2/8/26
Three weeks before I came to Ireland for the first time in 2023, I led a retreat about the wonder of bees and introduced my friends in attendance to St. Gobnait of Ballyvourney. St. Gobnait’s feast day is this coming week – February 11 – and this year, I find myself living only 20 minutes from Ballyvourney, her tiny town in County Cork. I am still introducing Gobnait to my friends. She is who I want to be when I grow up.
St. Gobnait is the patron saint of bees, and she is usually depicted with her beloved bees and/or with their hives. Tradition tells us that she lived in the 6th century and that she traveled extensively through the west of Ireland. Along the ways she walked, she was called to establish communities, and then…she was called to leave them. She kept building and leaving until she finally arrived in Ballyvourney. It is there that she built her third and final community after finding God’s sign of nine white deer.

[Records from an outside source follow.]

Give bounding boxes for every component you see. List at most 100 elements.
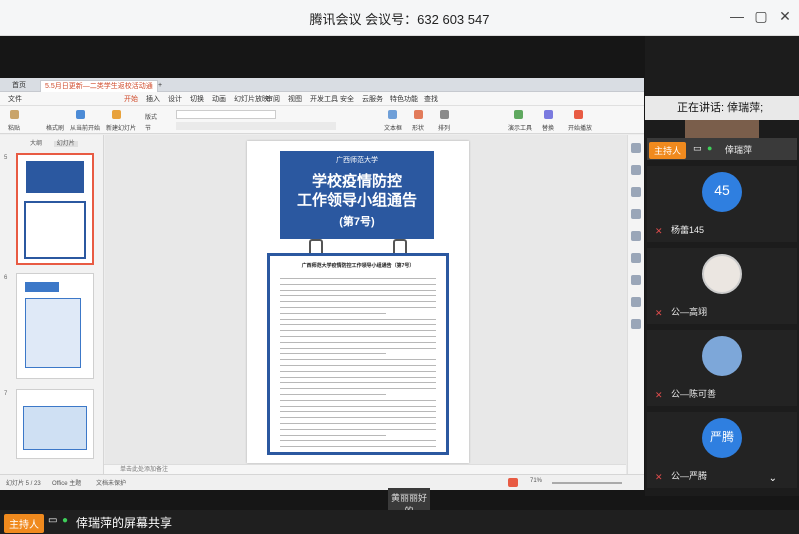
thumb-block — [23, 406, 87, 450]
section-label[interactable]: 节 — [145, 123, 151, 132]
screen-share-label: 倖瑞萍的屏幕共享 — [76, 516, 173, 530]
menu-cloud[interactable]: 云服务 — [362, 94, 383, 104]
bottom-bar: 主持人 ▭ ● 倖瑞萍的屏幕共享 — [0, 510, 799, 534]
slide-thumbnail-5[interactable] — [16, 153, 94, 265]
meeting-window: 腾讯会议 会议号：632 603 547 — ▢ ✕ 首页 5.5月日更新—二类… — [0, 0, 799, 534]
arrange-label[interactable]: 排列 — [438, 123, 450, 132]
text-line — [280, 370, 436, 372]
menu-file[interactable]: 文件 — [8, 94, 22, 104]
participant-tile[interactable]: 主持人 ▭ ● 倖瑞萍 — [647, 138, 797, 160]
tab-new[interactable]: + — [154, 80, 166, 92]
participant-name: 公—陈可善 — [671, 389, 717, 399]
menu-view[interactable]: 视图 — [288, 94, 302, 104]
tool-icon[interactable] — [631, 297, 641, 307]
tool-icon[interactable] — [631, 143, 641, 153]
text-line — [280, 382, 436, 384]
text-line — [280, 336, 436, 337]
menu-animation[interactable]: 动画 — [212, 94, 226, 104]
mic-muted-icon: ✕ — [655, 390, 663, 400]
wps-tab-bar: 首页 5.5月日更新—二类学生返校活动通 + — [0, 78, 644, 92]
tool-icon[interactable] — [631, 275, 641, 285]
shared-screen: 首页 5.5月日更新—二类学生返校活动通 + 文件 开始 插入 设计 切换 动画… — [0, 78, 644, 490]
text-line — [280, 434, 386, 436]
menu-search[interactable]: 查找 — [424, 94, 438, 104]
present-tool-icon[interactable] — [514, 110, 523, 119]
play-icon[interactable] — [508, 478, 518, 487]
participant-tile[interactable]: ✕ 公—高翊 — [647, 248, 797, 324]
tool-icon[interactable] — [631, 209, 641, 219]
chevron-down-icon[interactable]: ⌄ — [769, 473, 777, 484]
format-painter-label[interactable]: 格式刷 — [46, 123, 64, 132]
text-line — [280, 359, 436, 361]
university-logo-text: 广西师范大学 — [336, 157, 378, 164]
menu-features[interactable]: 特色功能 — [390, 94, 418, 104]
zoom-slider[interactable] — [552, 482, 622, 484]
text-line — [280, 365, 436, 366]
textbox-icon[interactable] — [388, 110, 397, 119]
text-line — [280, 411, 436, 413]
menu-review[interactable]: 审阅 — [266, 94, 280, 104]
menu-insert[interactable]: 插入 — [146, 94, 160, 104]
start-play-icon[interactable] — [574, 110, 583, 119]
tab-slides[interactable]: 幻灯片 — [53, 141, 78, 147]
menu-security[interactable]: 安全 — [340, 94, 354, 104]
avatar — [702, 336, 742, 376]
new-slide-icon[interactable] — [112, 110, 121, 119]
text-line — [280, 376, 436, 378]
new-slide-label[interactable]: 新建幻灯片 — [106, 123, 136, 132]
text-line — [280, 428, 436, 430]
play-current-icon[interactable] — [76, 110, 85, 119]
mic-muted-icon: ✕ — [655, 472, 663, 482]
font-format-row[interactable] — [176, 122, 336, 130]
textbox-label[interactable]: 文本框 — [384, 123, 402, 132]
slide-canvas: 广西师范大学 学校疫情防控 工作领导小组通告 (第7号) 广西师范大学疫情防控工… — [105, 135, 627, 475]
slide-thumbnail-6[interactable] — [16, 273, 94, 379]
text-line — [280, 423, 436, 424]
screen-icon: ▭ — [48, 515, 58, 526]
text-line — [280, 324, 436, 326]
thumb-number: 7 — [4, 391, 8, 397]
tool-icon[interactable] — [631, 231, 641, 241]
menu-transition[interactable]: 切换 — [190, 94, 204, 104]
wps-menu-bar: 文件 开始 插入 设计 切换 动画 幻灯片放映 审阅 视图 开发工具 安全 云服… — [0, 92, 644, 106]
right-toolbar — [627, 135, 644, 475]
tool-icon[interactable] — [631, 253, 641, 263]
zoom-level[interactable]: 71% — [530, 478, 542, 484]
arrange-icon[interactable] — [440, 110, 449, 119]
slide-page[interactable]: 广西师范大学 学校疫情防控 工作领导小组通告 (第7号) 广西师范大学疫情防控工… — [247, 141, 469, 463]
replace-label[interactable]: 替换 — [542, 123, 554, 132]
tab-home[interactable]: 首页 — [8, 80, 30, 92]
participant-tile[interactable]: ✕ 公—陈可善 — [647, 330, 797, 406]
tool-icon[interactable] — [631, 319, 641, 329]
paste-label[interactable]: 粘贴 — [8, 123, 20, 132]
protect-status[interactable]: 文档未保护 — [96, 478, 126, 487]
layout-label[interactable]: 版式 — [145, 112, 157, 121]
participant-tile[interactable]: 45 ✕ 杨蕾145 — [647, 166, 797, 242]
slide-title-1: 学校疫情防控 — [311, 173, 402, 190]
tool-icon[interactable] — [631, 187, 641, 197]
paste-icon[interactable] — [10, 110, 19, 119]
font-selector[interactable] — [176, 110, 276, 119]
avatar-text: 严腾 — [709, 430, 734, 444]
tab-document[interactable]: 5.5月日更新—二类学生返校活动通 — [40, 80, 158, 92]
present-tool-label[interactable]: 演示工具 — [508, 123, 532, 132]
tool-icon[interactable] — [631, 165, 641, 175]
tab-outline[interactable]: 大纲 — [30, 141, 42, 147]
minimize-button[interactable]: — — [727, 8, 747, 24]
maximize-button[interactable]: ▢ — [751, 8, 771, 25]
menu-home[interactable]: 开始 — [124, 94, 138, 104]
start-play-label[interactable]: 开始播放 — [568, 123, 592, 132]
slide-thumbnail-7[interactable] — [16, 389, 94, 459]
menu-design[interactable]: 设计 — [168, 94, 182, 104]
text-line — [280, 278, 436, 279]
replace-icon[interactable] — [544, 110, 553, 119]
play-current-label[interactable]: 从当前开始 — [70, 123, 100, 132]
screen-icon: ▭ — [693, 143, 702, 153]
menu-slideshow[interactable]: 幻灯片放映 — [234, 94, 269, 104]
shape-icon[interactable] — [414, 110, 423, 119]
participant-tile[interactable]: 严腾 ✕ 公—严腾 ⌄ — [647, 412, 797, 488]
shape-label[interactable]: 形状 — [412, 123, 424, 132]
menu-developer[interactable]: 开发工具 — [310, 94, 338, 104]
notes-pane[interactable]: 单击此处添加备注 — [104, 464, 626, 474]
close-button[interactable]: ✕ — [775, 8, 795, 25]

My own fascination with St. Gobnait comes directly from her relationship with bees and all her moving around. I marvel at her loving without abandon as she built places of refuge for men and women of God, and I marvel at her willingness to leave everything behind nonetheless as soon as she knew she must do so. When God said “Go,” Gobnait went. And when it is time to swarm, the bees do the same. They swarm. The bees – and Gobnait – do not sit around pining for all that will be left behind, nor do they arrive to the task of building a hive/community in a new place with anything less than their full efforts. Gobnait, like the bees, built each community she began with total dedication and to the best of her ability. Bees might well be her model. They build each hive to the exact specifications that make a community thrive, and they do not waver in their work just because it has all been done before. Their goal is not to be lauded or to stay forever, but simply to do the best they can to ensure well-being and then also be ready to do it all again. The work is not over just because the hive or the community is complete….and each resurrection requires a death. More on this in Lent….
In my humble opinion, Gobnait is salt of the earth – a light on the hill. Her example – the example of the bees – is an example of the unabashed love and simultaneous non-attachment required to be and to do good in the world. This week as we celebrate her healing powers, I find my healing in her reminder that, like the bees and our beloved saint, we aren’t always called to stay in one place forever. We don’t have to stay in jobs, relationships, or environments no longer meant for us just because they used to be the “just right” thing or because we “worked really hard” to build them to begin with. And the same goes for our religions. Religion that does not remember that the rules are not the “reason for being” is religion that has lost its flavor…lost its ability to be light. Gobnait’s example reminds us we do not have to stay in religion that cannot remember we are meant for more.
This week and always, we can seek the places of our resurrection over, and over, and over again. And we are, in fact, called to do so, for it is in both the “building the best we can right now” and also in the “going when it is time to do so” that righteousness can be found. And that ain’t no easy work…
St. Gobnait of Ballyvourney, pray for us.